Ironically, for all their literalness, Hamburger’s Hölderlins largely achieve this quality. But Hamburger’s final riposte to Lowell comes at the beginning of the last paragraph of his preface: ‘Gaps in Hölderlin’s fragmentary later poems have not been filled in with taxidermic stuffing.’ (p. xv) Does this defensiveness actually suggest that Hamburger well knew what his ‘needling’ represented in the discourse, and was using it to brutal effect?

In the making of metaphors, language can grow, but its growth doesn’t mean that cause and effect vanish for other uses of the word. Hamburger’s first use of Lowell’s reference is, of course, scare-quoted; his second isn’t. He has grown into his task of re-animating the supposed corpses of the English-language versions of Hölderlin’s poems. The dead poet, the dead era, the prophetic poet, the ‘modern’ audience as receptors, the leap across languages and a multitude of cultural variants, and the alienation of mortality, and the intimacy of dealing with the dead, all coalesce. In these usages, a form of rivalry and trophyism is afoot.

Taxidermy is about control, oppression, and hierarchy in its figurative as well as literal manifestations. And in the living world of media and textuality, as I was going to leave this piece at this point, another news item comes in — scientists-taxidermists at the Queensland Museum putting their ‘skills’ on show (‘hands on’) for the public during a science fair. Here we have the false claims of necessity and environmentalism — the notion that the dead are brought to life in their interaction with an audience (note the classic journos’ promotional ploy: ‘taxidermy comes to life’ — that headline ‘joke’ at the expense of the dead).

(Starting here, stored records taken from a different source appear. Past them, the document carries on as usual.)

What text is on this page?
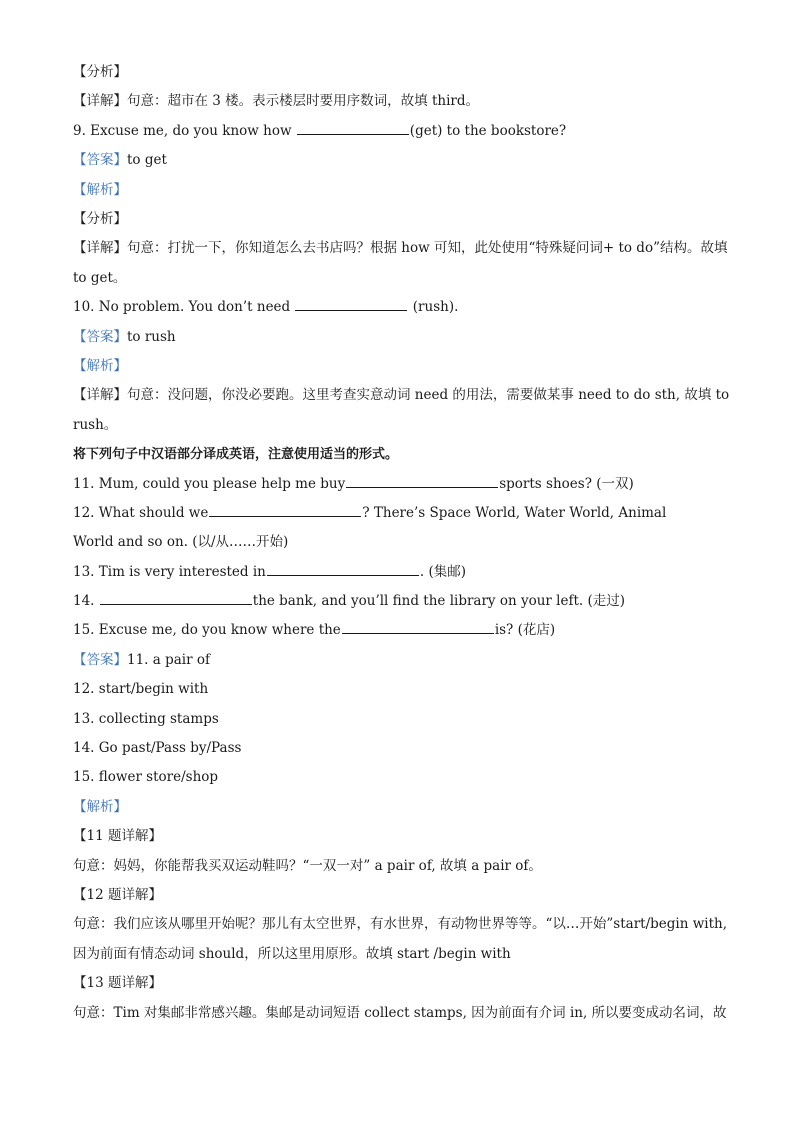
【分析】
【详解】句意：超市在 3 楼。表示楼层时要用序数词，故填 third。
9. Excuse me, do you know how	(get) to the bookstore?
【答案】to get
【解析】
【分析】
【详解】句意：打扰一下，你知道怎么去书店吗？根据 how 可知，此处使用“特殊疑问词+ to do”结构。故填 to get。
10. No problem. You don’t need	(rush).
【答案】to rush
【解析】
【详解】句意：没问题，你没必要跑。这里考查实意动词 need 的用法，需要做某事 need to do sth, 故填 to rush。
将下列句子中汉语部分译成英语，注意使用适当的形式。
11. Mum, could you please help me buy	sports shoes? (一双)
12. What should we	? There’s Space World, Water World, Animal
World and so on. (以/从……开始)
13. Tim is very interested in	. (集邮)
14.	the bank, and you’ll find the library on your left. (走过)
15. Excuse me, do you know where the	is? (花店)
【答案】11. a pair of
12. start/begin with
13. collecting stamps
14. Go past/Pass by/Pass
15. flower store/shop
【解析】
【11 题详解】
句意：妈妈，你能帮我买双运动鞋吗？“一双一对” a pair of, 故填 a pair of。
【12 题详解】
句意：我们应该从哪里开始呢？那儿有太空世界，有水世界，有动物世界等等。“以…开始”start/begin with,因为前面有情态动词 should，所以这里用原形。故填 start /begin with
【13 题详解】
句意：Tim 对集邮非常感兴趣。集邮是动词短语 collect stamps, 因为前面有介词 in, 所以要变成动名词，故
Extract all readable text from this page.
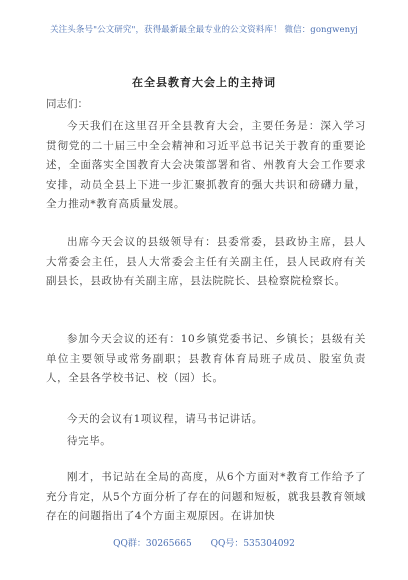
关注头条号"公文研究"，获得最新最全最专业的公文资料库！ 微信：gongwenyj
在全县教育大会上的主持词
同志们：
今天我们在这里召开全县教育大会，主要任务是：深入学习贯彻党的二十届三中全会精神和习近平总书记关于教育的重要论述，全面落实全国教育大会决策部署和省、州教育大会工作要求安排，动员全县上下进一步汇聚抓教育的强大共识和磅礴力量，全力推动*教育高质量发展。
出席今天会议的县级领导有：县委常委，县政协主席，县人大常委会主任，县人大常委会主任有关副主任，县人民政府有关副县长，县政协有关副主席，县法院院长、县检察院检察长。
参加今天会议的还有：10乡镇党委书记、乡镇长；县级有关单位主要领导或常务副职；县教育体育局班子成员、股室负责人，全县各学校书记、校（园）长。
今天的会议有1项议程，请马书记讲话。
待完毕。
刚才，书记站在全局的高度，从6个方面对*教育工作给予了充分肯定，从5个方面分析了存在的问题和短板，就我县教育领域存在的问题指出了4个方面主观原因。在讲加快
QQ群：30265665 QQ号：535304092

The museum’s colonial and imperialist urge cannot change — a museum that makes use of the dead is denying the rights (and rites) of passing from the corporeal to non-corporeal. A collection; a zoo of the dead. And note that ‘most’ corpses are brought in as roadkill or from some other apparently morally benign source. Most. Historically, naturalists have filled the museums of the world with captured specimens, killed to inform not only scientists but their customers, their audience, and ultimately their paymasters. Taxidermy is an act around which a language of euphemism, deception, dissembling, and gallows humour attempts to dilute ethics. Death is never entertainment! (Though, in the case of say, Jack White, entertainers can clearly be enthusiastic taxidermists and collectors of taxidermy — Meg White dabbled with less enthusiasm; so maybe taxidermists feel they can be enthusiastic entertainers).

And ‘science’ does not require this, no matter how it’s sold.